Amber eyes peered out of the woods. The faint outline of a muzzle protruded from the shadows, surrounded by a mass of shaggy fur. Cam stiffened, arms locking against Lachlan’s sides.

‘What’s wrong?’ Lachlan twisted nimbly in his embrace, but the creature was gone when he found the point Cam was staring at.

‘It’s nothing,’ Cam said, hoping Lachlan couldn’t hear his thudding heartbeat. He swallowed, chastising himself for lying—for creating that same distance he was afraid of a few moments ago.

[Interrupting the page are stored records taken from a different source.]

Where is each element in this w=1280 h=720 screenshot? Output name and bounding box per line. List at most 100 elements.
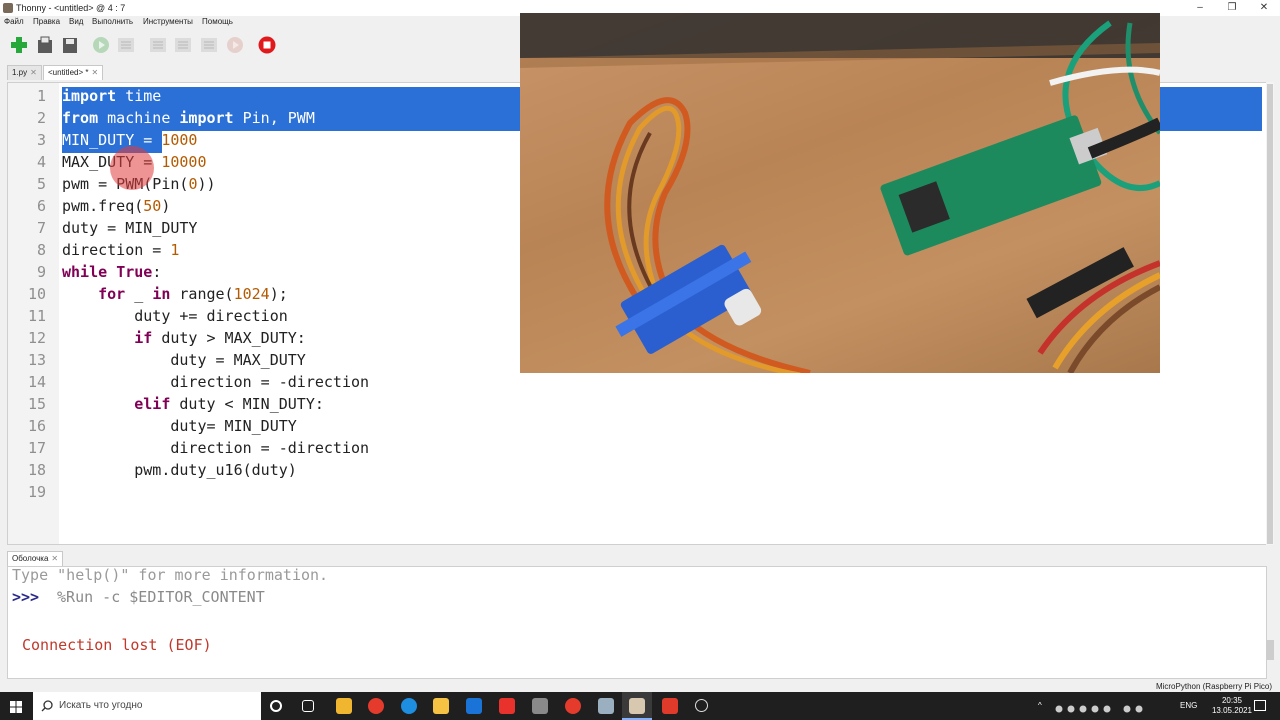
code-line: direction = -direction	[62, 373, 370, 391]
new-file-icon[interactable]	[10, 36, 28, 54]
language-indicator[interactable]: ENG	[1180, 701, 1197, 710]
tray-icons	[1054, 701, 1114, 713]
line-number: 5	[36, 175, 46, 193]
code-line: duty = MIN_DUTY	[62, 219, 198, 237]
line-number: 2	[36, 109, 46, 127]
app-icon[interactable]	[532, 698, 548, 714]
minimize-button[interactable]: –	[1184, 0, 1216, 16]
tray-chevron-icon[interactable]: ^	[1038, 701, 1042, 710]
line-number: 6	[36, 197, 46, 215]
menu-view[interactable]: Вид	[69, 17, 83, 26]
menu-run[interactable]: Выполнить	[92, 17, 133, 26]
code-line: direction = -direction	[62, 439, 370, 457]
tab-label: <untitled> *	[48, 68, 89, 77]
code-line: pwm.freq(50)	[62, 197, 171, 215]
line-number: 17	[27, 439, 46, 457]
status-bar: MicroPython (Raspberry Pi Pico)	[0, 681, 1280, 692]
windows-taskbar: Искать что угодно ^ ENG 20:35 13.05.2021	[0, 692, 1280, 720]
camera-app-icon[interactable]	[695, 699, 708, 712]
thonny-taskbar-button[interactable]	[622, 692, 652, 720]
edge-icon[interactable]	[401, 698, 417, 714]
shell-error: Connection lost (EOF)	[22, 636, 212, 654]
tab-label: Оболочка	[12, 554, 49, 563]
clock-date: 13.05.2021	[1211, 706, 1252, 715]
line-number: 1	[36, 87, 46, 105]
code-line: elif duty < MIN_DUTY:	[134, 395, 324, 413]
clock-time: 20:35	[1221, 696, 1242, 705]
tab-label: 1.py	[12, 68, 28, 77]
store-icon[interactable]	[336, 698, 352, 714]
code-line: duty= MIN_DUTY	[62, 417, 297, 435]
shell-command: %Run -c $EDITOR_CONTENT	[48, 588, 265, 606]
thonny-icon	[629, 698, 645, 714]
code-line: for _ in range(1024);	[98, 285, 288, 303]
tab-1-py[interactable]: 1.py ✕	[7, 65, 42, 80]
opera-icon[interactable]	[499, 698, 515, 714]
line-number: 14	[27, 373, 46, 391]
code-line: pwm.duty_u16(duty)	[62, 461, 297, 479]
file-explorer-icon[interactable]	[433, 698, 449, 714]
shell-scrollbar[interactable]	[1266, 640, 1274, 660]
shell-prompt: >>>	[12, 588, 40, 606]
mail-icon[interactable]	[466, 698, 482, 714]
scrollbar-thumb[interactable]	[1267, 84, 1273, 544]
taskbar-clock[interactable]: 20:35 13.05.2021	[1212, 696, 1252, 716]
code-line: from machine import Pin, PWM	[62, 109, 315, 127]
taskbar-search[interactable]: Искать что угодно	[33, 692, 261, 720]
line-number: 12	[27, 329, 46, 347]
editor-scrollbar[interactable]	[1266, 82, 1274, 545]
code-line: while True:	[62, 263, 162, 281]
code-line: duty += direction	[62, 307, 288, 325]
menu-file[interactable]: Файл	[4, 17, 24, 26]
search-icon	[41, 700, 53, 712]
search-placeholder: Искать что угодно	[59, 700, 143, 711]
code-line: duty = MAX_DUTY	[62, 351, 306, 369]
thonny-app-icon	[3, 3, 13, 13]
save-file-icon[interactable]	[61, 36, 79, 54]
stop-icon[interactable]	[258, 36, 276, 54]
interpreter-label[interactable]: MicroPython (Raspberry Pi Pico)	[1156, 682, 1272, 691]
line-number: 16	[27, 417, 46, 435]
notifications-icon[interactable]	[1254, 700, 1266, 711]
tab-close-icon[interactable]: ✕	[91, 68, 98, 77]
tab-close-icon[interactable]: ✕	[51, 554, 58, 563]
tray-volume-network-icons[interactable]	[1122, 701, 1152, 713]
step-over-icon[interactable]	[149, 36, 167, 54]
line-number: 3	[36, 131, 46, 149]
run-icon[interactable]	[92, 36, 110, 54]
line-number: 13	[27, 351, 46, 369]
menu-help[interactable]: Помощь	[202, 17, 233, 26]
shell-console[interactable]: Type "help()" for more information. >>> …	[7, 566, 1267, 679]
close-button[interactable]: ✕	[1248, 0, 1280, 16]
menu-tools[interactable]: Инструменты	[143, 17, 193, 26]
network-app-icon[interactable]	[598, 698, 614, 714]
task-view-icon[interactable]	[302, 700, 314, 712]
step-into-icon[interactable]	[174, 36, 192, 54]
line-number: 9	[36, 263, 46, 281]
line-number: 18	[27, 461, 46, 479]
shell-tabs: Оболочка ✕	[0, 549, 1280, 566]
windows-start-icon[interactable]	[10, 700, 22, 713]
code-line: direction = 1	[62, 241, 180, 259]
tab-close-icon[interactable]: ✕	[30, 68, 37, 77]
debug-icon[interactable]	[117, 36, 135, 54]
cortana-icon[interactable]	[270, 700, 282, 712]
open-file-icon[interactable]	[36, 36, 54, 54]
line-number: 10	[27, 285, 46, 303]
line-number: 15	[27, 395, 46, 413]
tab-shell[interactable]: Оболочка ✕	[7, 551, 64, 566]
chrome-icon[interactable]	[368, 698, 384, 714]
maximize-button[interactable]: ❐	[1216, 0, 1248, 16]
tab-untitled[interactable]: <untitled> * ✕	[43, 65, 104, 80]
shell-info-text: Type "help()" for more information.	[12, 566, 329, 584]
step-out-icon[interactable]	[200, 36, 218, 54]
line-number: 19	[27, 483, 46, 501]
window-title: Thonny - <untitled> @ 4 : 7	[16, 3, 126, 13]
recorder-icon[interactable]	[662, 698, 678, 714]
line-number: 11	[27, 307, 46, 325]
mouse-cursor-highlight	[110, 146, 154, 190]
line-number: 7	[36, 219, 46, 237]
pdf-reader-icon[interactable]	[565, 698, 581, 714]
menu-edit[interactable]: Правка	[33, 17, 60, 26]
resume-icon[interactable]	[226, 36, 244, 54]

‘I think I saw something,’ he admitted, lowering his voice. ‘Last night, there was… a creature that ran me off the road. I don’t know what it was, but it was big.’

Lachlan’s face screwed up in incomprehension at first. ‘Ran you off the road… ?’ His eyes widened. ‘Ran youoff the road,Cam? Are you okay? What happened?’

‘Kind of crashed my bike.’ Cam held up both hands immediately to stem the tide of distress about to pour from Lachlan’s mouth. ‘I’m fine! See? No harm done. The bike took all the damage.’

Lachlan’s brows remained tightly knitted together. ‘This happened last night? Where?’

Cam pointed south. ‘Along the road east of Fort Augustus.’ He frowned as a painfully obvious thought occurred to him. Where he’d run into the creature was more than five hours away on foot. If it was the same beast he’d just seen here… then had it followed him?

‘That’s miles away!’ Lachlan exclaimed. He followed as Cam started down the slope towards the trees. ‘How did you get here if you crashed your bike?’

‘I walked it.’ Cam tried to sound indifferent, hoping Lachlan would remain ignorant of the blisters on his feet. ‘No big deal.’